Пусть другие рассыпаются, как саранча, по лицу земли. Ничего не выдумать лучше того блага, которое рядом и, значит, достается даром. Зачем Емеле карабкаться на заморские золотые горы, когда рядом, лишь руку протяни, все готовое: и колос золотится, и ягода пестреет, и тыква полнится мякотью. Это и есть его «по щучьему веленью» — то, что рядом, под рукой. Рай — только глаза протри — рядом, а не за горами и морями…
Так за внешним дурачеством сказочного персонажа, за житейской беспомощностью и неприспособленностью обнаруживается человек, который всем своим существом укоряет суетный, узкопрактический, фальшиво-деятельный мир. Укоряет прежде всего тем, что наотрез отказывается от участия в делах такогомира.

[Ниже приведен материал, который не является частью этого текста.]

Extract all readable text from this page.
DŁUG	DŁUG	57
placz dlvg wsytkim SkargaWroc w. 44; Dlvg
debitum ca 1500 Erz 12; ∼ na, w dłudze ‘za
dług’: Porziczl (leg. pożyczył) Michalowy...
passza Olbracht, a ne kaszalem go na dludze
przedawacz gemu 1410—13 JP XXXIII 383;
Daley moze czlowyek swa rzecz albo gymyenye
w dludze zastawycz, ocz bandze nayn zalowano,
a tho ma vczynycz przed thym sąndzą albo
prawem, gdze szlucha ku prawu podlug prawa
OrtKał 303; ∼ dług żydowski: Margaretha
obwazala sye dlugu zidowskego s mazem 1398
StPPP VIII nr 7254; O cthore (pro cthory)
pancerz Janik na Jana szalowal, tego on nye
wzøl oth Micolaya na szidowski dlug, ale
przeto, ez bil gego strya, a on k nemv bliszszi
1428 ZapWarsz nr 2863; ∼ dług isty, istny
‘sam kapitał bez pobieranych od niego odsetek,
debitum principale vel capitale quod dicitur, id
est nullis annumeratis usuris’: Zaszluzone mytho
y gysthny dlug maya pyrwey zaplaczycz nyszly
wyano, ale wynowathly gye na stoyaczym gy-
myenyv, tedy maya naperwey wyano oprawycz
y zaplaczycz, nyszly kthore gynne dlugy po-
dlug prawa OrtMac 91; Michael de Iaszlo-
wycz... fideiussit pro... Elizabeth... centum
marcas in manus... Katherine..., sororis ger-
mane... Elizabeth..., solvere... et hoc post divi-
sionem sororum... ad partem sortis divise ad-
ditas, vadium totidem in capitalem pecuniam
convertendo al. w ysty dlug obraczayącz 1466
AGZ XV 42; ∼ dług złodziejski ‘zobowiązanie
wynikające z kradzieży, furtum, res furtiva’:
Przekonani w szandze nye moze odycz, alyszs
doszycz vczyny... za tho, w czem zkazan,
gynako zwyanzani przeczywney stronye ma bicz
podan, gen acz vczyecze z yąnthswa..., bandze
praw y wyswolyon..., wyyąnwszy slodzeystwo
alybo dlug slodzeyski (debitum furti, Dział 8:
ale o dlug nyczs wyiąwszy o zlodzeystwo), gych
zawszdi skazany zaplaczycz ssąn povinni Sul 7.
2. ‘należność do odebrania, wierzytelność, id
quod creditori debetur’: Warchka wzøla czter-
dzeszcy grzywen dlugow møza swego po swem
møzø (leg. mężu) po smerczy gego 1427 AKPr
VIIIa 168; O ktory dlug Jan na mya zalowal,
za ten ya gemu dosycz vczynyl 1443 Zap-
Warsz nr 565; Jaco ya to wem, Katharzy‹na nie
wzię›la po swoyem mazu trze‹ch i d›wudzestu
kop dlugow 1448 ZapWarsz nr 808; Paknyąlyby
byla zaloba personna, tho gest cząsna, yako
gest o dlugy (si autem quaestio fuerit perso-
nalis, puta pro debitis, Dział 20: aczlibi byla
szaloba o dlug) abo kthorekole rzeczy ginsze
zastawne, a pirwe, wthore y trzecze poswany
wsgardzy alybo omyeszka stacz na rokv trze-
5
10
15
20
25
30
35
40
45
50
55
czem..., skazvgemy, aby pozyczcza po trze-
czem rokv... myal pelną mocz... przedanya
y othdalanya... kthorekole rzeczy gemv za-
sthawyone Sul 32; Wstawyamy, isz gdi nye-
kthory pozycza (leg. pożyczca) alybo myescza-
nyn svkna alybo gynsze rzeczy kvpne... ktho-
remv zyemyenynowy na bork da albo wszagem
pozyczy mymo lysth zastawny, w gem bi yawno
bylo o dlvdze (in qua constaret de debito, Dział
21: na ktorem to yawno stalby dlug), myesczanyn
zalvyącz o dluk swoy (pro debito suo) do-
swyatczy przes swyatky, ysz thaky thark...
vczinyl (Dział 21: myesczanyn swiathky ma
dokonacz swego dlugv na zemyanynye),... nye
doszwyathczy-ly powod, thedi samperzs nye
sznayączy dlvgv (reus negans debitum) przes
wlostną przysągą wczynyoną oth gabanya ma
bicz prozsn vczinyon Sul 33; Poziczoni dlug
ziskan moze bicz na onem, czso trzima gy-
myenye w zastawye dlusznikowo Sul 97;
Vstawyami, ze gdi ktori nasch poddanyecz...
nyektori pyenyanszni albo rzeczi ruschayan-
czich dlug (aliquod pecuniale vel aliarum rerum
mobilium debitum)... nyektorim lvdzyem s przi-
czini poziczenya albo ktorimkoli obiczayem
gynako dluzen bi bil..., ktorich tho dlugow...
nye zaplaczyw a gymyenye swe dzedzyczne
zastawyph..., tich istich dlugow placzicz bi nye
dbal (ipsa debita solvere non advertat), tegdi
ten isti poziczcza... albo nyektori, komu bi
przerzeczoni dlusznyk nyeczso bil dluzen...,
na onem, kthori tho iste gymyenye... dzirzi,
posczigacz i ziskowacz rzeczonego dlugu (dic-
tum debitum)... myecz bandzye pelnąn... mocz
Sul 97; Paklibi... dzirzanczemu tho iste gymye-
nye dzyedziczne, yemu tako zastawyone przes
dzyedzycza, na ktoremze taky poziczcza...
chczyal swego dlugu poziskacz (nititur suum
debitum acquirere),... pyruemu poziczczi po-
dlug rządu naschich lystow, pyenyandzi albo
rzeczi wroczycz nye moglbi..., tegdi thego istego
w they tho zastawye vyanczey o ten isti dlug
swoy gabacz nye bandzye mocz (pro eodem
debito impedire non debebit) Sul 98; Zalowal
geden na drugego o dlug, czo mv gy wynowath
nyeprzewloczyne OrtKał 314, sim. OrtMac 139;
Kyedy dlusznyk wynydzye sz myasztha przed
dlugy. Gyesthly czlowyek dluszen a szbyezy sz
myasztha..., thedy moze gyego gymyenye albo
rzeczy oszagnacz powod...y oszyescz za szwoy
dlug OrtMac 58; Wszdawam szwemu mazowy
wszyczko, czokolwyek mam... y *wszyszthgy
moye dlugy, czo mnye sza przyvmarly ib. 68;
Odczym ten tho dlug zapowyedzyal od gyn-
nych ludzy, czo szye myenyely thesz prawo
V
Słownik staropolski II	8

В 1921 году, через три года после революции, размышляя о загадках отечественной истории, Михаил Пришвин писал в дневнике: «Никакая «положительная» деятельность в России не может выдержать критики Обломова: его покой таит в себе запрос на высшую ценность, на такую деятельность, из-за которой стоило бы лишиться покоя… Иначе и быть не может в стране, где всякая деятельность, направленная на улучшение своегосуществования, сопровождается чувством неправоты, а только деятельность, в которой личное совершенно сливается с делом для других, может быть противопоставлена обломовскому покою». (Здесь под «положительной» деятельностью Пришвин разумеет социальный и экономический активизм «мертво-деятельных», по его выражению, людей типа Штольца.)